On Thu, Dec 13, 2018 at 05:28 AM, cmjones01 wrote:
I've been back in the office today and have done some more experiments. I have
no known-good sampling heads, only one S-1 and two S-2s bought very cheap and
in unknown condition.
This 7T11 is the most maddenly unreliable plugin I've ever had! It seemed to be working well so I thought I'd tidy up my repairs and put it back together. But while doing so, I found I'd left a screw undone which allowed the trigger board to touch the timing board briefly. The scope shut down and restarted, and after that the 7T11 still worked but with an offset on the trace in equivalent-time mode which worsened as the time/div knob was turned clockwise, as if the slow ramp was sitting on a DC level. Random sampling mode stopped working too. While trying to debug that, I found that my extender cable wasn't plugged in properly so +15V was missing which led me a merry dance. Sorting that out left me with no trace at all!
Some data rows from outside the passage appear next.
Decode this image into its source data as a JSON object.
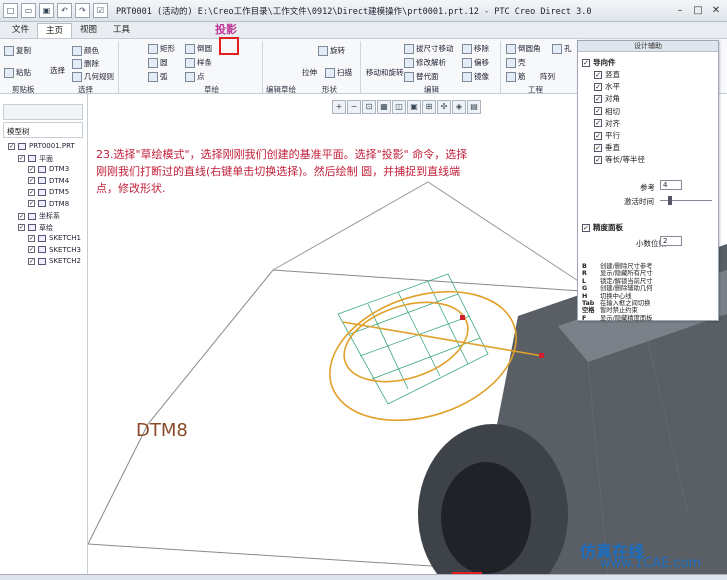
{
  "window": {
    "title": "PRT0001 (活动的) E:\\Creo工作目录\\工作文件\\0912\\Direct建模操作\\prt0001.prt.12 - PTC Creo Direct 3.0"
  },
  "menu": {
    "tabs": [
      "文件",
      "主页",
      "视图",
      "工具"
    ],
    "active": 1
  },
  "ribbon": {
    "items": [
      {
        "id": "copy",
        "label": "复制"
      },
      {
        "id": "color",
        "label": "颜色"
      },
      {
        "id": "paste",
        "label": "粘贴"
      },
      {
        "id": "delete",
        "label": "删除"
      },
      {
        "id": "select",
        "label": "选择"
      },
      {
        "id": "geom_style",
        "label": "几何规则"
      },
      {
        "id": "rect",
        "label": "矩形"
      },
      {
        "id": "circle",
        "label": "圆"
      },
      {
        "id": "arc",
        "label": "弧"
      },
      {
        "id": "spline",
        "label": "样条"
      },
      {
        "id": "chamfer",
        "label": "倒圆"
      },
      {
        "id": "point",
        "label": "点"
      },
      {
        "id": "rotate",
        "label": "旋转"
      },
      {
        "id": "extrude",
        "label": "拉伸"
      },
      {
        "id": "sweep",
        "label": "扫描"
      },
      {
        "id": "move_rotate",
        "label": "移动和旋转"
      },
      {
        "id": "pull",
        "label": "拔尺寸移动"
      },
      {
        "id": "modify",
        "label": "修改解析"
      },
      {
        "id": "replace",
        "label": "替代面"
      },
      {
        "id": "offset_face",
        "label": "移除"
      },
      {
        "id": "offset",
        "label": "偏移"
      },
      {
        "id": "mirror",
        "label": "镜像"
      },
      {
        "id": "round",
        "label": "倒圆角"
      },
      {
        "id": "shell",
        "label": "壳"
      },
      {
        "id": "rib",
        "label": "筋"
      },
      {
        "id": "array",
        "label": "阵列"
      },
      {
        "id": "hole",
        "label": "孔"
      }
    ],
    "groups": [
      "剪贴板",
      "选择",
      "草绘",
      "编辑草绘",
      "形状",
      "编辑",
      "工程"
    ]
  },
  "callout": {
    "label": "投影"
  },
  "tree": {
    "title": "模型树",
    "items": [
      {
        "label": "PRT0001.PRT",
        "lvl": 0
      },
      {
        "label": "平面",
        "lvl": 1
      },
      {
        "label": "DTM3",
        "lvl": 2
      },
      {
        "label": "DTM4",
        "lvl": 2
      },
      {
        "label": "DTM5",
        "lvl": 2
      },
      {
        "label": "DTM8",
        "lvl": 2
      },
      {
        "label": "坐标系",
        "lvl": 1
      },
      {
        "label": "草绘",
        "lvl": 1
      },
      {
        "label": "SKETCH1",
        "lvl": 2
      },
      {
        "label": "SKETCH3",
        "lvl": 2
      },
      {
        "label": "SKETCH2",
        "lvl": 2
      }
    ]
  },
  "instruction": {
    "text": "23.选择\"草绘模式\"，选择刚刚我们创建的基准平面。选择\"投影\" 命令，选择刚刚我们打断过的直线(右键单击切换选择)。然后绘制 圆，并捕捉到直线端点，修改形状."
  },
  "canvas": {
    "datum_label": "DTM8"
  },
  "panel": {
    "title": "设计辅助",
    "constraints_label": "导向件",
    "constraints": [
      "竖直",
      "水平",
      "对角",
      "相切",
      "对齐",
      "平行",
      "垂直",
      "等长/等半径"
    ],
    "params": {
      "snap_label": "参考",
      "snap_value": "4",
      "time_label": "激活时间",
      "display_label": "精度面板",
      "decimal_label": "小数位数",
      "decimal_value": "2"
    },
    "shortcuts": [
      {
        "key": "B",
        "text": "创建/删除尺寸参考"
      },
      {
        "key": "R",
        "text": "显示/隐藏所有尺寸"
      },
      {
        "key": "L",
        "text": "锁定/解锁当前尺寸"
      },
      {
        "key": "G",
        "text": "创建/删除辅助几何"
      },
      {
        "key": "H",
        "text": "切换中心线"
      },
      {
        "key": "Tab",
        "text": "在输入框之间切换"
      },
      {
        "key": "空格",
        "text": "暂时禁止约束"
      },
      {
        "key": "F",
        "text": "显示/隐藏精度面板"
      }
    ]
  },
  "watermark": {
    "line1": "仿真在线",
    "line2": "www.1CAE.com"
  }
}
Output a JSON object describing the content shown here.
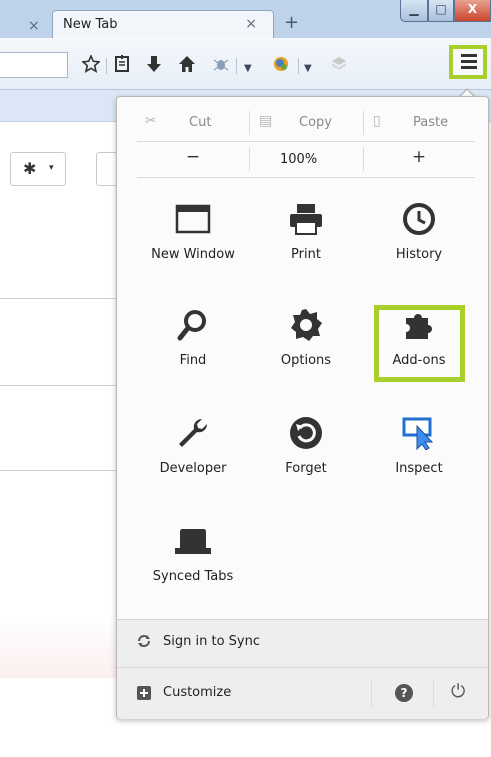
{
  "browser": {
    "prev_tab_fragment": "",
    "prev_tab_close": "×",
    "active_tab_title": "New Tab",
    "active_tab_close": "×",
    "new_tab": "+",
    "window_controls": {
      "minimize": "▁",
      "maximize": "□",
      "close": "X"
    }
  },
  "toolbar": {
    "icons": [
      "bookmark-star-icon",
      "reading-list-icon",
      "download-icon",
      "home-icon",
      "addon-bug-icon",
      "dropdown-icon",
      "addon-globe-icon",
      "dropdown-icon",
      "addon-gray-icon",
      "menu-icon"
    ]
  },
  "page": {
    "gear_caret": "▾"
  },
  "menu": {
    "edit": {
      "cut": "Cut",
      "copy": "Copy",
      "paste": "Paste"
    },
    "zoom": {
      "minus": "−",
      "value": "100%",
      "plus": "+"
    },
    "items": [
      {
        "label": "New Window",
        "icon": "new-window-icon"
      },
      {
        "label": "Print",
        "icon": "printer-icon"
      },
      {
        "label": "History",
        "icon": "history-clock-icon"
      },
      {
        "label": "Find",
        "icon": "magnifier-icon"
      },
      {
        "label": "Options",
        "icon": "gear-icon"
      },
      {
        "label": "Add-ons",
        "icon": "puzzle-piece-icon"
      },
      {
        "label": "Developer",
        "icon": "wrench-icon"
      },
      {
        "label": "Forget",
        "icon": "forget-arrow-icon"
      },
      {
        "label": "Inspect",
        "icon": "inspect-pointer-icon"
      },
      {
        "label": "Synced Tabs",
        "icon": "synced-tabs-icon"
      }
    ],
    "sign_in": "Sign in to Sync",
    "customize": "Customize",
    "help": "?",
    "quit": "⏻"
  },
  "colors": {
    "highlight": "#a8cf2a",
    "chrome": "#bed3ea",
    "panel": "#fbfbfb",
    "footer": "#eeeeee"
  }
}
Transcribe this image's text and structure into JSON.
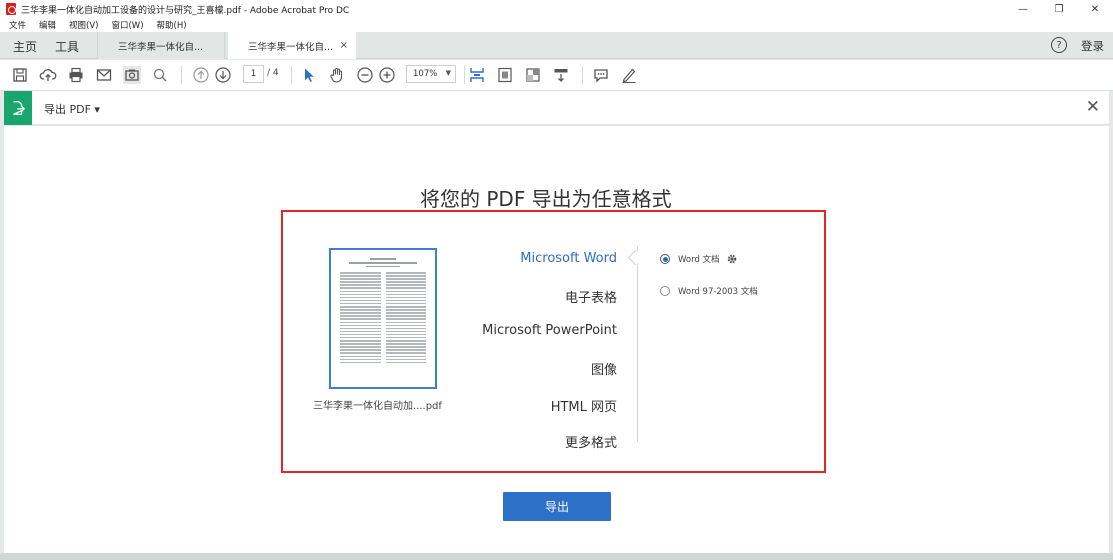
{
  "window": {
    "title": "三华李果一体化自动加工设备的设计与研究_王喜檬.pdf - Adobe Acrobat Pro DC",
    "minimize": "—",
    "restore": "❐",
    "close": "✕"
  },
  "menu": {
    "items": [
      "文件",
      "编辑",
      "视图(V)",
      "窗口(W)",
      "帮助(H)"
    ]
  },
  "tabs": {
    "home": "主页",
    "tools": "工具",
    "docs": [
      {
        "label": "三华李果一体化自...",
        "active": false
      },
      {
        "label": "三华李果一体化自...",
        "active": true
      }
    ],
    "close_glyph": "×",
    "help_glyph": "?",
    "login": "登录"
  },
  "toolbar": {
    "current_page": "1",
    "total_pages": "/ 4",
    "zoom": "107%",
    "zoom_arrow": "▼"
  },
  "panel": {
    "title": "导出 PDF ▾",
    "close_glyph": "✕"
  },
  "main": {
    "heading": "将您的 PDF 导出为任意格式",
    "file_name": "三华李果一体化自动加....pdf",
    "formats": [
      {
        "label": "Microsoft Word",
        "selected": true
      },
      {
        "label": "电子表格",
        "selected": false
      },
      {
        "label": "Microsoft PowerPoint",
        "selected": false
      },
      {
        "label": "图像",
        "selected": false
      },
      {
        "label": "HTML 网页",
        "selected": false
      },
      {
        "label": "更多格式",
        "selected": false
      }
    ],
    "options": [
      {
        "label": "Word 文档",
        "checked": true
      },
      {
        "label": "Word 97-2003 文档",
        "checked": false
      }
    ],
    "export_button": "导出"
  },
  "colors": {
    "accent_blue": "#2d70c8",
    "export_green": "#1aa56f",
    "highlight_red": "#e0262b"
  }
}
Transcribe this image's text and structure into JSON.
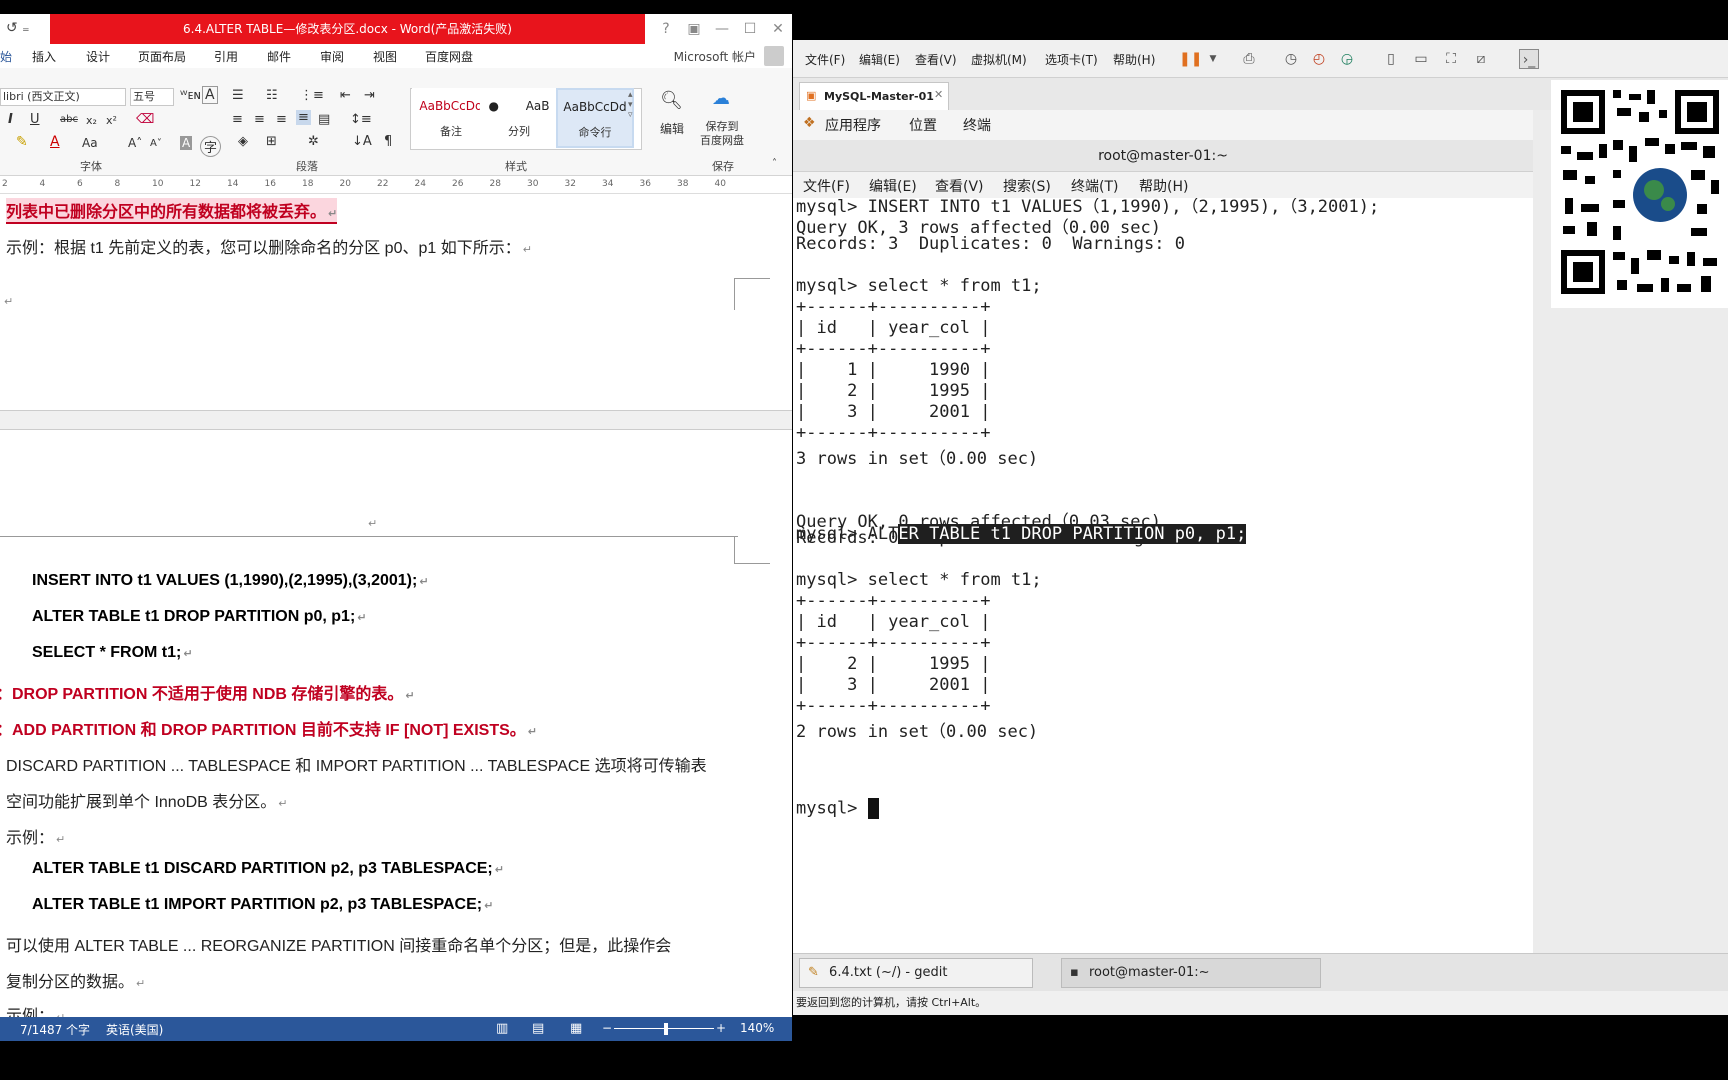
{
  "word": {
    "title": "6.4.ALTER TABLE—修改表分区.docx -  Word(产品激活失败)",
    "account": "Microsoft 帐户",
    "tabs": [
      "插入",
      "设计",
      "页面布局",
      "引用",
      "邮件",
      "审阅",
      "视图",
      "百度网盘"
    ],
    "ribbon": {
      "font_name": "libri (西文正文)",
      "font_size": "五号",
      "group_font": "字体",
      "group_paragraph": "段落",
      "group_styles": "样式",
      "group_save": "保存",
      "styles": [
        {
          "sample": "AaBbCcDd",
          "name": "备注"
        },
        {
          "sample": "AaB",
          "name": "分列"
        },
        {
          "sample": "AaBbCcDd",
          "name": "命令行"
        }
      ],
      "edit_label": "编辑",
      "save_baidu_label": "保存到\n百度网盘"
    },
    "ruler_ticks": [
      "2",
      "4",
      "6",
      "8",
      "10",
      "12",
      "14",
      "16",
      "18",
      "20",
      "22",
      "24",
      "26",
      "28",
      "30",
      "32",
      "34",
      "36",
      "38",
      "40"
    ],
    "doc": {
      "line1": "列表中已删除分区中的所有数据都将被丢弃。",
      "line2": "示例：根据 t1 先前定义的表，您可以删除命名的分区 p0、p1 如下所示：",
      "code1": "INSERT INTO t1 VALUES (1,1990),(2,1995),(3,2001);",
      "code2": "ALTER TABLE t1 DROP PARTITION p0, p1;",
      "code3": "SELECT * FROM t1;",
      "note1": "注：DROP PARTITION 不适用于使用 NDB  存储引擎的表。",
      "note2": "注：ADD PARTITION 和 DROP PARTITION 目前不支持 IF [NOT] EXISTS。",
      "para1a": "DISCARD PARTITION ... TABLESPACE 和 IMPORT PARTITION ... TABLESPACE 选项将可传输表",
      "para1b": "空间功能扩展到单个 InnoDB 表分区。",
      "example": "示例：",
      "code4": "ALTER TABLE t1 DISCARD PARTITION p2, p3 TABLESPACE;",
      "code5": "ALTER TABLE t1 IMPORT PARTITION p2, p3 TABLESPACE;",
      "para2a": "可以使用 ALTER TABLE ... REORGANIZE PARTITION 间接重命名单个分区；但是，此操作会",
      "para2b": "复制分区的数据。",
      "para3": "示例："
    },
    "status": {
      "words": "7/1487 个字",
      "language": "英语(美国)",
      "zoom": "140%"
    }
  },
  "vm": {
    "menus": [
      "文件(F)",
      "编辑(E)",
      "查看(V)",
      "虚拟机(M)",
      "选项卡(T)",
      "帮助(H)"
    ],
    "tab_label": "MySQL-Master-01",
    "gnome": {
      "apps": "应用程序",
      "places": "位置",
      "terminal": "终端"
    },
    "terminal_title": "root@master-01:~",
    "terminal_menus": [
      "文件(F)",
      "编辑(E)",
      "查看(V)",
      "搜索(S)",
      "终端(T)",
      "帮助(H)"
    ],
    "lines": [
      "mysql> INSERT INTO t1 VALUES（1,1990),（2,1995),（3,2001);",
      "Query OK, 3 rows affected（0.00 sec)",
      "Records: 3  Duplicates: 0  Warnings: 0",
      "",
      "mysql> select * from t1;",
      "+------+----------+",
      "| id   | year_col |",
      "+------+----------+",
      "|    1 |     1990 |",
      "|    2 |     1995 |",
      "|    3 |     2001 |",
      "+------+----------+",
      "3 rows in set（0.00 sec)",
      "",
      "",
      "Query OK, 0 rows affected（0.03 sec)",
      "Records: 0  Duplicates: 0  Warnings: 0",
      "",
      "mysql> select * from t1;",
      "+------+----------+",
      "| id   | year_col |",
      "+------+----------+",
      "|    2 |     1995 |",
      "|    3 |     2001 |",
      "+------+----------+",
      "2 rows in set（0.00 sec)",
      ""
    ],
    "alter_prefix": "mysql> ALT",
    "alter_selected": "ER TABLE t1 DROP PARTITION p0, p1;",
    "prompt": "mysql> ",
    "taskbar": [
      "6.4.txt (~/) - gedit",
      "root@master-01:~"
    ],
    "status": "要返回到您的计算机，请按 Ctrl+Alt。"
  }
}
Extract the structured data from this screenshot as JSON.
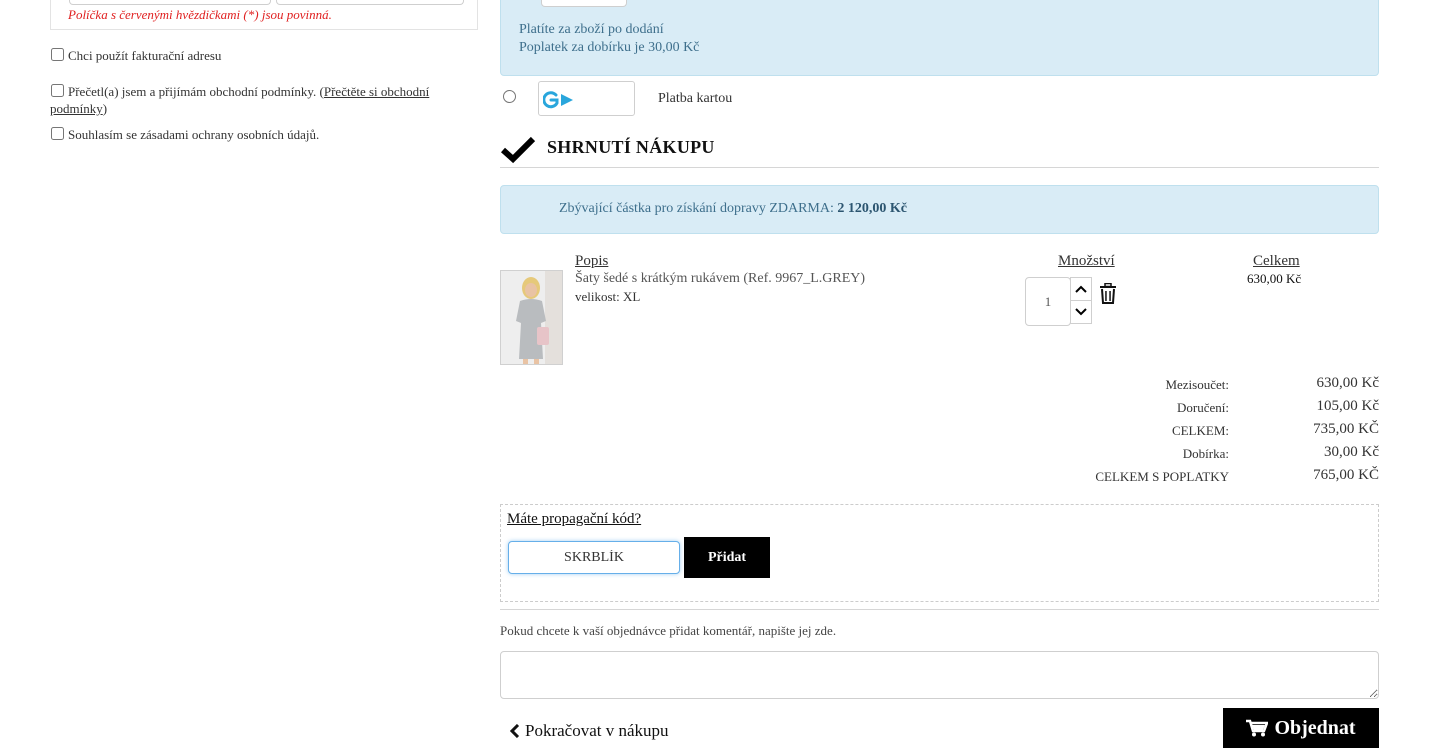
{
  "form": {
    "required_note": "Políčka s červenými hvězdičkami (*) jsou povinná.",
    "billing_checkbox": "Chci použít fakturační adresu",
    "terms_text": "Přečetl(a) jsem a přijímám obchodní podmínky.",
    "terms_link_open": "(",
    "terms_link": "Přečtěte si obchodní podmínky",
    "terms_link_close": ")",
    "privacy_checkbox": "Souhlasím se zásadami ochrany osobních údajů."
  },
  "payment": {
    "cod_line1": "Platíte za zboží po dodání",
    "cod_line2": "Poplatek za dobírku je 30,00 Kč",
    "card_label": "Platba kartou",
    "card_logo_icon": "gopay-logo",
    "card_logo_color": "#29a6dc"
  },
  "summary": {
    "title": "SHRNUTÍ NÁKUPU",
    "free_shipping_text": "Zbývající částka pro získání dopravy ZDARMA:",
    "free_shipping_amount": "2 120,00 Kč"
  },
  "cart": {
    "headers": {
      "description": "Popis",
      "quantity": "Množství",
      "total": "Celkem"
    },
    "item": {
      "name": "Šaty šedé s krátkým rukávem (Ref. 9967_L.GREY)",
      "size": "velikost: XL",
      "quantity": "1",
      "total": "630,00 Kč"
    }
  },
  "totals": [
    {
      "label": "Mezisoučet:",
      "value": "630,00 Kč"
    },
    {
      "label": "Doručení:",
      "value": "105,00 Kč"
    },
    {
      "label": "CELKEM:",
      "value": "735,00 KČ"
    },
    {
      "label": "Dobírka:",
      "value": "30,00 Kč"
    },
    {
      "label": "CELKEM S POPLATKY",
      "value": "765,00 KČ"
    }
  ],
  "promo": {
    "title": "Máte propagační kód?",
    "code_value": "SKRBLÍK",
    "add_button": "Přidat"
  },
  "comment": {
    "hint": "Pokud chcete k vaší objednávce přidat komentář, napište jej zde."
  },
  "actions": {
    "continue": "Pokračovat v nákupu",
    "order": "Objednat"
  }
}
I've found that Q184, which is critically important for the horizontal memory, is short-circuit all ways, hence the lack of trace. Now I'll find a replacement for it and see if I can find the original fault, or if it will have magically disappeared...

Chris


 

On Tue, Dec 18, 2018 at 03:48 AM, cmjones01 wrote:
On Thu, Dec 13, 2018 at 05:28 AM, cmjones01 wrote:
I've been back in the office today and have done some more experiments. I
have
no known-good sampling heads, only one S-1 and two S-2s bought very cheap
and
in unknown condition.
This 7T11 is the most maddenly unreliable plugin I've ever had! It seemed to
be working well so I thought I'd tidy up my repairs and put it back together.
But while doing so, I found I'd left a screw undone which allowed the trigger
board to touch the timing board briefly. The scope shut down and restarted,
and after that the 7T11 still worked but with an offset on the trace in
equivalent-time mode which worsened as the time/div knob was turned clockwise,
as if the slow ramp was sitting on a DC level. Random sampling mode stopped
working too. While trying to debug that, I found that my extender cable wasn't
plugged in properly so +15V was missing which led me a merry dance. Sorting
that out left me with no trace at all!

I've found that Q184, which is critically important for the horizontal memory,
is short-circuit all ways, hence the lack of trace. Now I'll find a
replacement for it and see if I can find the original fault, or if it will
have magically disappeared...
Curiosity got the better of me and I replaced Q184 with a BC558 found on a random scrap PCB. Now everything seems to work again the way it did before, which is a relief. I've put the covers back on before I do any more damage!

Chris


 

Hi Chris,
Without quoting here all the previous stuff I like to visit these findings once more:


The risetime thing is interesting. If I use the 7T11 in real-time mode with my S-1 head, the risetime is about 100us.
However, in equivalent-time mode, I can quite easily see the 350ps risetime of the head and the waveform looks accurate.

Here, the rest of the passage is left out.